Mendengar kata-kata dari Edward membuat semuanya kembali tenang.
Tampaknya Ray tak perlu khawatir mereka akan membuat tindakan bodoh.
Selanjutnya giliran Diana melompat. Steve melompat ke kubus tiga, Jane dua dan Diana kubus satu.
Ketiganya melakukan dengan baik sehingga tidak ada kesalahan apapun.
Seperti yang diharapkan dari kelompok yang sudah ada sejak sebelum mereka mendapatkan Degree.
Tiba waktunya untuk Edward dan Jack, keduanya tak perlu diragukan karena mereka sangat cakap.
Lima kubus sudah terisi dan bagian yang paling mengkhawatirkan tiba.
Ray tak pernah merasa tegang seperti itu dalam waktu hidupnya.
Meski bukan kali pertama Ray harus dihadapkan situasi hidup dan mati, tetap saja rasanya mengerikan.
Adrenalin terpacu dan dikesempatan langka Ray menunjukkan senyum.
Dia memiliki kebiasaan aneh di mana ketika merasa tegang dan berdebar-debar bibirnya akan membentuk senyuman diiringi hati yang geli.
“Mengapa kamu tersenyum?” Edward terlihat khawatir karena mungkin Ray memiliki rencana jahat.
“Tidak. Ini hanya kebiasaanku ketika merasa gugup atau berada di situasi di mana nyawaku bisa saja menghilang. Debaran yang menyenangkan untuk hati yang terasa geli ini.”
“Aku tak tahu harus mengartikannya masokis atau kamu mencintai adrenalin seperti ini. Yah, sedikit banyaknya aku paham.”
Edward adalah seorang ahli bela diri bahkan tanpa Degree. Mereka yang sering menghadapi pertarungan akan terpacu adrenalinnya jika berhadapan dengan lawan kuat yang memungkinkan kekalahan.
“Akan aku peringatkan. Kecerobohan, sengaja melambat dalam perjalanan akan menyebabkan bagian belakang berbahaya. Ini hanya kata-kata saja, jika kalian melakukannya maka aku takkan ragu menyeret siapapun di depanku ke neraka.”
Seandainya Steve atau yang lainnya sengaja melambat agar Ray terjatuh. Maka ketika waktunya tiba Ray akan menarik siapapun yang ada di depannya.
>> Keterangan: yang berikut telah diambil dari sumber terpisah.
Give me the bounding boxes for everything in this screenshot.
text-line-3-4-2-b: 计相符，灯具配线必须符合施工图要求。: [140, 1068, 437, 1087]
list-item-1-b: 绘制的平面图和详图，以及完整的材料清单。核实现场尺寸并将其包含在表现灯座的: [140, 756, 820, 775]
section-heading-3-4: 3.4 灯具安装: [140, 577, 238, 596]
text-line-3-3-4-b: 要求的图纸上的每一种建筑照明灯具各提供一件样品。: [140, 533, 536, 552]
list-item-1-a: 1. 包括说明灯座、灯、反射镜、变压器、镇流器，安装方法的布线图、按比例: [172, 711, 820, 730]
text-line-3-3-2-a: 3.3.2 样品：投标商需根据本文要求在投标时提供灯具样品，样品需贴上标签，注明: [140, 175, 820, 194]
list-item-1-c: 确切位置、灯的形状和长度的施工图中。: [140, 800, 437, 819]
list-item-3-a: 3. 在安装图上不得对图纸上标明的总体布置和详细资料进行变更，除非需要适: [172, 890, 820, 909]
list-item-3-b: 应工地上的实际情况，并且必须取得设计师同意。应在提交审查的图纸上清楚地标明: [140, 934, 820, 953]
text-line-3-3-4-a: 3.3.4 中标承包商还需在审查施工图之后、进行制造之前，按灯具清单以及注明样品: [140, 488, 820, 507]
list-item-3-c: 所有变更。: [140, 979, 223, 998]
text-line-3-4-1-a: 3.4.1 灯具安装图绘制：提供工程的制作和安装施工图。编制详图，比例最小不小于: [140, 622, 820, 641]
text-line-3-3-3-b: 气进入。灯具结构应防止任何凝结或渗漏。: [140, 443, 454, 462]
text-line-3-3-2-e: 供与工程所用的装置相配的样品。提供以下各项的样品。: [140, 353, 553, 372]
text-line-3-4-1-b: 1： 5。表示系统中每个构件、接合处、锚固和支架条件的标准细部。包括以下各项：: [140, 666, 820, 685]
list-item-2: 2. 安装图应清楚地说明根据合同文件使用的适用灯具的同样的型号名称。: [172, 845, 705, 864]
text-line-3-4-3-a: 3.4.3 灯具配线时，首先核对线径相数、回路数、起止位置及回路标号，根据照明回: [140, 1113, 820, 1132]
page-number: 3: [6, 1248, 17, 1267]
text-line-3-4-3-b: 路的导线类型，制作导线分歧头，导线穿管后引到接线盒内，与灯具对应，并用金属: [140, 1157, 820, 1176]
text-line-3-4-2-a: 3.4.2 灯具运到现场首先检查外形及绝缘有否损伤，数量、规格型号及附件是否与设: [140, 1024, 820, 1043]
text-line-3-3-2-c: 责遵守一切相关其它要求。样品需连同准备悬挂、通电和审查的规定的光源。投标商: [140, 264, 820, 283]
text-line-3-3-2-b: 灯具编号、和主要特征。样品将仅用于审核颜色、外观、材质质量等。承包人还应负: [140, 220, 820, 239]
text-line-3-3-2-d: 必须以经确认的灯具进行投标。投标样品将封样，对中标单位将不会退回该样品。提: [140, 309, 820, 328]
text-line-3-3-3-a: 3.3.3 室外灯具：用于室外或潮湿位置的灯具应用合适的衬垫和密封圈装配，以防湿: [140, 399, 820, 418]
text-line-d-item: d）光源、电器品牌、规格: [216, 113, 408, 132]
“Meski kamu hanya menggertak namun melihat sikapmu yang tak memiliki keraguan menjadikan kata-katamu berbahaya.” Edward menghela napas kasar.
Seandainya Steve atau temannya yang lain melakukan tindakan tersebut maka Edward akan menjadi orang yang diseret oleh Ray.
“Sepertinya kamu sudah menduga bahwa aku akan jadi orang ke lima. Teman-temanku takkan melakukan hal bodoh jika itu bisa membuatku gugur.” Untuk pertama kalinya Edward benar-benar menunjukkan kebenciannya kepada Ray.
Itu memang fakta bahwa inti dari kelompok kecil tersebut adalah Edward.